Legal experts surveyed by Reuters put Musk’s chances of winning at around 40%. The realistic outcome is a mixed verdict. The jury finds for Musk on unjust enrichment, awards a nominal damages figure that gets multiplied by the donation amount and the appreciation since 2015, and declines to unwind the restructuring as a remedy. Both sides claim victory. Both sides appeal. The Ninth Circuit rules in 2027 or 2028.

That is the path of least resistance for everyone except Musk, who wants the structural remedy. And it is the worst outcome for legal certainty in the AI sector, because it leaves the charitable trust theory alive without resolving when it actually triggers.

The cleanest outcomes are the rare ones. A defense verdict ends the theory. A plaintiff’s verdict with structural remedy ends the playbook. The middle ground keeps the lawyers busy and the founders nervous.

What to do now

Tell your AI investment portfolio companies that the trial starts today and to expect headline volatility. If they are mission-driven AI companies, expect customer questions. If they are taking commercial money on nonprofit-adjacent terms, expect investor questions.
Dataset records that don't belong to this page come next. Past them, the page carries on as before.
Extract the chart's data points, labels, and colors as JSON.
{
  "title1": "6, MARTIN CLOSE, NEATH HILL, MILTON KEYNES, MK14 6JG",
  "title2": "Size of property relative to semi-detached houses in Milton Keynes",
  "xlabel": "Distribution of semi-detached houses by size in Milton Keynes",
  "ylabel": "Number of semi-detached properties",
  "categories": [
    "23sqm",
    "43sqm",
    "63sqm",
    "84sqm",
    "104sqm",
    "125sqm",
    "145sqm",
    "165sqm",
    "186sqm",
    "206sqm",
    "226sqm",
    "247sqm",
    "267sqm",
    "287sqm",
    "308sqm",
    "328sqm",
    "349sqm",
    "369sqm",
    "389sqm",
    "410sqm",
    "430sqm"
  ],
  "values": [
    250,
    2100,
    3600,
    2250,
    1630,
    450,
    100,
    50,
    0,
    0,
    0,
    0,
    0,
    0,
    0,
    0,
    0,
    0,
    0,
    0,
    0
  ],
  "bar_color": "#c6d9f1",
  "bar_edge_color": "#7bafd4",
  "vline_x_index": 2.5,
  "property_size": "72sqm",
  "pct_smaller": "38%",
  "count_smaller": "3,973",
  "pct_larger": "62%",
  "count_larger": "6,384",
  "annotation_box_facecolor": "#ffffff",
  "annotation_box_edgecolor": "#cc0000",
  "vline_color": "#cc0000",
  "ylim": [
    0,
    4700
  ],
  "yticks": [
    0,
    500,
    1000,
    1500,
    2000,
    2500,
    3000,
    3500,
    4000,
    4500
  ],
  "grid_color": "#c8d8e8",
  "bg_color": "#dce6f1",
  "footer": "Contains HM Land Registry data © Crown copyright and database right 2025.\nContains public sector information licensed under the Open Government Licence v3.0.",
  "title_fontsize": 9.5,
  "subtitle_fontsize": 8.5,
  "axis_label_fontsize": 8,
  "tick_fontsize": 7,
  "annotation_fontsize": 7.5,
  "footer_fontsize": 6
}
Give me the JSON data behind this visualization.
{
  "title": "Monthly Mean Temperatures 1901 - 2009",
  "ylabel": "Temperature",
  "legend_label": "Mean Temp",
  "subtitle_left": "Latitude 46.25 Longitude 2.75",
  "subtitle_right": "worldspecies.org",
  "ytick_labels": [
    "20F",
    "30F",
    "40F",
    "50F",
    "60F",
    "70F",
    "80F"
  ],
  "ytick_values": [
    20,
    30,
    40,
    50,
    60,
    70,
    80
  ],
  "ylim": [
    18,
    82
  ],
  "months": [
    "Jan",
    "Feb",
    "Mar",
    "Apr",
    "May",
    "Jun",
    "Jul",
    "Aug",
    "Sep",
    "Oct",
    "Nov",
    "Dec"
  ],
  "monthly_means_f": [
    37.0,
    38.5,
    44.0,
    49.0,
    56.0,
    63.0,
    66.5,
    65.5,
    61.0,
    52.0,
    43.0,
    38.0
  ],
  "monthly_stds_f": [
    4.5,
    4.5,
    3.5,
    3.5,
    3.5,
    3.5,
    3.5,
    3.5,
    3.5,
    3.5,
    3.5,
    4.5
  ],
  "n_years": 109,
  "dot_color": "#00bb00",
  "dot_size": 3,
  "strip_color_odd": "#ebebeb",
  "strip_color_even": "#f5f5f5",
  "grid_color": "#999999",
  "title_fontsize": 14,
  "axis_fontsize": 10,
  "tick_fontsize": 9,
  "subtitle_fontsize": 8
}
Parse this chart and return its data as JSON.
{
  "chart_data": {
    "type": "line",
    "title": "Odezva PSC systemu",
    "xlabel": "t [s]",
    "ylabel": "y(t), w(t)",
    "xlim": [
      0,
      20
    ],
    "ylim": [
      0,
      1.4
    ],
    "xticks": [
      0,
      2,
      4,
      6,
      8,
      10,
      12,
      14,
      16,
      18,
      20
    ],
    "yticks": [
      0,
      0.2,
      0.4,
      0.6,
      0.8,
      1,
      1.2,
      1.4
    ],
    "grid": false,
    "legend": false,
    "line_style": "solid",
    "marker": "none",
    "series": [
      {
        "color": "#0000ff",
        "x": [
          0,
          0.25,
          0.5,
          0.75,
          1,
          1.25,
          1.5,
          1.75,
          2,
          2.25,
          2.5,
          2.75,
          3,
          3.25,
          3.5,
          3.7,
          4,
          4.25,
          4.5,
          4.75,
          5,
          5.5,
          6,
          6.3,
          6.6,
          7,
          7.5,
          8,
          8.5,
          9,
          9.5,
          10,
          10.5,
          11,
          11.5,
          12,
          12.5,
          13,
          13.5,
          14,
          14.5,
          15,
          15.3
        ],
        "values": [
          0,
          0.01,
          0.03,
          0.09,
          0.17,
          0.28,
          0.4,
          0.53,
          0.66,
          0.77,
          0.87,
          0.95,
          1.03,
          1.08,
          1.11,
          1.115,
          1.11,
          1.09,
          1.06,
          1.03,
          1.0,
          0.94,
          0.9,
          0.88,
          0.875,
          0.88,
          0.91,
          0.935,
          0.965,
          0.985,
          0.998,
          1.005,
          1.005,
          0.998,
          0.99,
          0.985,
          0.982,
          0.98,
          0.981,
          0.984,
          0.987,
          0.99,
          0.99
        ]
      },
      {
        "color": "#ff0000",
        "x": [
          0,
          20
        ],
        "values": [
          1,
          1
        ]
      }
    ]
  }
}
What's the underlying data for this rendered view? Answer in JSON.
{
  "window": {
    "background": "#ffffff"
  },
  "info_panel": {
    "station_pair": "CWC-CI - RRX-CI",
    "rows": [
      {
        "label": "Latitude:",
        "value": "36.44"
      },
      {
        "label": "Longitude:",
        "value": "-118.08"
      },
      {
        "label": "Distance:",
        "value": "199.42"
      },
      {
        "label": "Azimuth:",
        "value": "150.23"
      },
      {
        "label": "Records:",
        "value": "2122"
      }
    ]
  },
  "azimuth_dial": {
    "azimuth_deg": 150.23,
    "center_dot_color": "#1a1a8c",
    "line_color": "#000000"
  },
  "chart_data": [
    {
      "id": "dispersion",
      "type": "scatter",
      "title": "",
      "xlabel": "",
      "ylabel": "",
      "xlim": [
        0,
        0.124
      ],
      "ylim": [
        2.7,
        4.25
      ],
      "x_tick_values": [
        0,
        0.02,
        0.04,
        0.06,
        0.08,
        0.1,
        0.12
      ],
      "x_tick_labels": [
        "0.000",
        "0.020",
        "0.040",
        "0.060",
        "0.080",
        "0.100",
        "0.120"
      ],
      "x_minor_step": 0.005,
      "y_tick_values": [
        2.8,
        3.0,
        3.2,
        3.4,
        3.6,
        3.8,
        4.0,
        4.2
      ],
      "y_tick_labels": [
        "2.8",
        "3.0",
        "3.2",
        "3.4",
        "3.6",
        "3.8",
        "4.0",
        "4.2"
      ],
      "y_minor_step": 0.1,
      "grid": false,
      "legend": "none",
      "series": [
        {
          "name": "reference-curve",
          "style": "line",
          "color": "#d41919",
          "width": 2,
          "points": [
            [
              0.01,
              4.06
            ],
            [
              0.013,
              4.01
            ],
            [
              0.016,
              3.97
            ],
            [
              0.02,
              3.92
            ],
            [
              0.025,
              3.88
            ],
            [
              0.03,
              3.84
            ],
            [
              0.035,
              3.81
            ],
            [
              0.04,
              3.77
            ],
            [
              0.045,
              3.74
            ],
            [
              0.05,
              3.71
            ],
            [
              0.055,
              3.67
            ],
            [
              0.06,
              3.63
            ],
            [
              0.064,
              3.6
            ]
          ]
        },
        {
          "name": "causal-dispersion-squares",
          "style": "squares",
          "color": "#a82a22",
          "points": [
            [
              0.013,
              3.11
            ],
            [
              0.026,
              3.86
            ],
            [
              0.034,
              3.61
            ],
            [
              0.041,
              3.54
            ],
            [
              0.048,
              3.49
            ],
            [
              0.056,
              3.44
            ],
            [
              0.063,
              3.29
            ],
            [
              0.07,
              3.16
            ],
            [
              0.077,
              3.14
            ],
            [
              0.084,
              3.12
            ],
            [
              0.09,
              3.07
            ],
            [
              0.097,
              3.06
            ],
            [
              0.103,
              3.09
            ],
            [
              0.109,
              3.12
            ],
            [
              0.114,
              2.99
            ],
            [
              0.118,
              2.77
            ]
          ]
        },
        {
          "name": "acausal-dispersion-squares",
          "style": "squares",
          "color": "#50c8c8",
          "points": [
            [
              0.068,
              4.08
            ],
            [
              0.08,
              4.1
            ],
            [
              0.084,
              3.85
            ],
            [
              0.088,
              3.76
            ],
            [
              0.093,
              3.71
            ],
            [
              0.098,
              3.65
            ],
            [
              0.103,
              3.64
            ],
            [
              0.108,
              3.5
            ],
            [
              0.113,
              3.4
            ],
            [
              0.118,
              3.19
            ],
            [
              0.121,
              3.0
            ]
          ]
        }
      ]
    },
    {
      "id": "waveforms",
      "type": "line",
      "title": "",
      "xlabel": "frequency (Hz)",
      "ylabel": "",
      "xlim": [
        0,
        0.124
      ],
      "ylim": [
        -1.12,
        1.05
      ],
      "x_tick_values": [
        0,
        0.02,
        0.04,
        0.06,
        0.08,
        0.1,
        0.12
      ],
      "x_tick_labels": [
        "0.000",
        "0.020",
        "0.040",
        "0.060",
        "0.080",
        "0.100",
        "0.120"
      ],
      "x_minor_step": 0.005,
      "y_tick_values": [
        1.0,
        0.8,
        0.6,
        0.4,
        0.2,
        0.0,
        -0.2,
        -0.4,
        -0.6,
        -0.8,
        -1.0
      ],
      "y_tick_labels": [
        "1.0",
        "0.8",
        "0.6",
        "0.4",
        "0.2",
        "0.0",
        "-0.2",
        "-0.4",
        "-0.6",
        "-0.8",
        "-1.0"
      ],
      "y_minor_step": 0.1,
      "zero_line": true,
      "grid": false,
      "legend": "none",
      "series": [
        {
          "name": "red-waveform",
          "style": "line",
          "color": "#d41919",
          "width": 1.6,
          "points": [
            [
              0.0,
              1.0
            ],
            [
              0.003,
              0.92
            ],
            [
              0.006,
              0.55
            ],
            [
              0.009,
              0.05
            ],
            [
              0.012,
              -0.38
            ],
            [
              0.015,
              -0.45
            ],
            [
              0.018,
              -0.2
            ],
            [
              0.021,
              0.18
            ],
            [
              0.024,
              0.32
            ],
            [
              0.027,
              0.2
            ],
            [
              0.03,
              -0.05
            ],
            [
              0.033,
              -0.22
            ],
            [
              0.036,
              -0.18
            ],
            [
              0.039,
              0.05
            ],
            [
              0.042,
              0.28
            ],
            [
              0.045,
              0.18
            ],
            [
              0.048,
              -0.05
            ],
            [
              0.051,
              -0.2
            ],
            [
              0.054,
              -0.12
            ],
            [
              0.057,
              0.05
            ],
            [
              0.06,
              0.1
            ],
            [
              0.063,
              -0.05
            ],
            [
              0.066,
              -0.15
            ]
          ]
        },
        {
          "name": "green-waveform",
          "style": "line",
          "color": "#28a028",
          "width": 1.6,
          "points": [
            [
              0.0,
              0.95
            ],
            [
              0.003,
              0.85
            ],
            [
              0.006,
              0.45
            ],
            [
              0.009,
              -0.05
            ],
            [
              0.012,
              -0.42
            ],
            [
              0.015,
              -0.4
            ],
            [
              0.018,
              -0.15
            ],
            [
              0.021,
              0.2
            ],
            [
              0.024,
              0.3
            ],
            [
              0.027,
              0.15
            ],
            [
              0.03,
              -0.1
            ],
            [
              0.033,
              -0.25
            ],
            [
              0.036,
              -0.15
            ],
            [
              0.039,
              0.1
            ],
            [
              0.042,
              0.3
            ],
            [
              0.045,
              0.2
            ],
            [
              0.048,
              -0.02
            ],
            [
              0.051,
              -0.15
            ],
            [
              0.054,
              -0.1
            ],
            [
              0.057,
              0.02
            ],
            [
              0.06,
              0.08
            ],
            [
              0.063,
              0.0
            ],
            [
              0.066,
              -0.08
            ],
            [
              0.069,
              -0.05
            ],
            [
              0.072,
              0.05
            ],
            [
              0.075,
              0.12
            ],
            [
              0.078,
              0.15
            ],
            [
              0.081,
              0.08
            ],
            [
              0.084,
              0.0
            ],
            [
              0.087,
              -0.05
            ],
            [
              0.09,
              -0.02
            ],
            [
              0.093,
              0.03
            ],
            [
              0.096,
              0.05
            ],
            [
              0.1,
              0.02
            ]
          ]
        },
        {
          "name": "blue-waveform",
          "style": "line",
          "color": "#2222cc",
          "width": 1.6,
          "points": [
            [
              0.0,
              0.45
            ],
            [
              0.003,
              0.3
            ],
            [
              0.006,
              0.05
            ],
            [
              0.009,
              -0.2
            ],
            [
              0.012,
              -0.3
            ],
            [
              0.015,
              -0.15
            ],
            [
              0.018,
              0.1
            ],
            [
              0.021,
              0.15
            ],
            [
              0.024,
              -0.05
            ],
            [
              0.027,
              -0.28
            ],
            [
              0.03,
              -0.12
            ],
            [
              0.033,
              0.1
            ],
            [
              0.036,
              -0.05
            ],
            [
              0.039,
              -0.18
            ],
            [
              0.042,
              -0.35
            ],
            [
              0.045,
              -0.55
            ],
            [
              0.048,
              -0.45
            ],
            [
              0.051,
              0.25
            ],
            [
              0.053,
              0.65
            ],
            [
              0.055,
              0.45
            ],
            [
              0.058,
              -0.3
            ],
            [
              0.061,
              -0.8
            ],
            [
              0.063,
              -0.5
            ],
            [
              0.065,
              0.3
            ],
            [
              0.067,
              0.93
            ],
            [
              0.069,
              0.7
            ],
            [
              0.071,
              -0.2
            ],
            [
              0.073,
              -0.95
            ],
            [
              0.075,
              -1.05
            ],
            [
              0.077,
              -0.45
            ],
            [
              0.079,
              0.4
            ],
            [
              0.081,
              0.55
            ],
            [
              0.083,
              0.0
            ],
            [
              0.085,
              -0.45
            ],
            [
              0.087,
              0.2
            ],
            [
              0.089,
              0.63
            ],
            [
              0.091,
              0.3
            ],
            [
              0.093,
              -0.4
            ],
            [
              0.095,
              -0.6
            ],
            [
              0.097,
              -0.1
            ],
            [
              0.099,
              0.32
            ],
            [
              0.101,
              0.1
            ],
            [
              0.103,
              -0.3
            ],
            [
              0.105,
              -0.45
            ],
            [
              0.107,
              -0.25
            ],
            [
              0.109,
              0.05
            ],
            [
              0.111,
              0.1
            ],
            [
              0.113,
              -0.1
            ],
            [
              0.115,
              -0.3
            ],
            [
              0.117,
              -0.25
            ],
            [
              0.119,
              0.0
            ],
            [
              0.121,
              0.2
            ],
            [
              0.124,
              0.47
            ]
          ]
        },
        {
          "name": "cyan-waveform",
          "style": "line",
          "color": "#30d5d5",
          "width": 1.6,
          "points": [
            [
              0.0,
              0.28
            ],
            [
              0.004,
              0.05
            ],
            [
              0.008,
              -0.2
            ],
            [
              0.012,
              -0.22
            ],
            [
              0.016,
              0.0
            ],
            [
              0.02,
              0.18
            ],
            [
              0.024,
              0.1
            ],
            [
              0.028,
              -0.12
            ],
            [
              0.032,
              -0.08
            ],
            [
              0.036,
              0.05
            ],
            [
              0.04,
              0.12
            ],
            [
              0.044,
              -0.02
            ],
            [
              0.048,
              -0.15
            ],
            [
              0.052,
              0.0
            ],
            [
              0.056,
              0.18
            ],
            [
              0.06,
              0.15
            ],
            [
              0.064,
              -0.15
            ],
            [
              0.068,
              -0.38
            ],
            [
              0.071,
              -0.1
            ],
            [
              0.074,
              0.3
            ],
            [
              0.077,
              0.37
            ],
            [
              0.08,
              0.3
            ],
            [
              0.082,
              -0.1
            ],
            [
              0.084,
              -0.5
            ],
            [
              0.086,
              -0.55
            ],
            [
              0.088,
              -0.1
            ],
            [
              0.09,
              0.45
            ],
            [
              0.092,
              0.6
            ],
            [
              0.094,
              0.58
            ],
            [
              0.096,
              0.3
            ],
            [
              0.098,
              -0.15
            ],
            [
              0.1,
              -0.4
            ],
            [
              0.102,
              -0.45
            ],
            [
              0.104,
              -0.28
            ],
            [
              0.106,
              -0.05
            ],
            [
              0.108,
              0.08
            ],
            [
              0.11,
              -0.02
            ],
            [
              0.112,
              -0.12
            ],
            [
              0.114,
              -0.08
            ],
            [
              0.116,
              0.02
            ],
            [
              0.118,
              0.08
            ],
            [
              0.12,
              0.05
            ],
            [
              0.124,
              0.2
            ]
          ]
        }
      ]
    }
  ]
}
Pull any term sheets that reference OpenAI’s structure as a model. Update the language to flag the pending litigation as a risk factor.

Watch the docket. The interesting motions during trial will signal where the judge is leaning. The directed verdict motion at the close of plaintiff’s case is the moment to pay attention. If Judge Gonzalez Rogers grants partial directed verdict against Musk on the structural remedy, the trial outcome narrows immediately. If she denies it, the jury gets to consider unwinding OpenAI, and every AI company structured as a nonprofit-with-subsidiary should call its lawyers.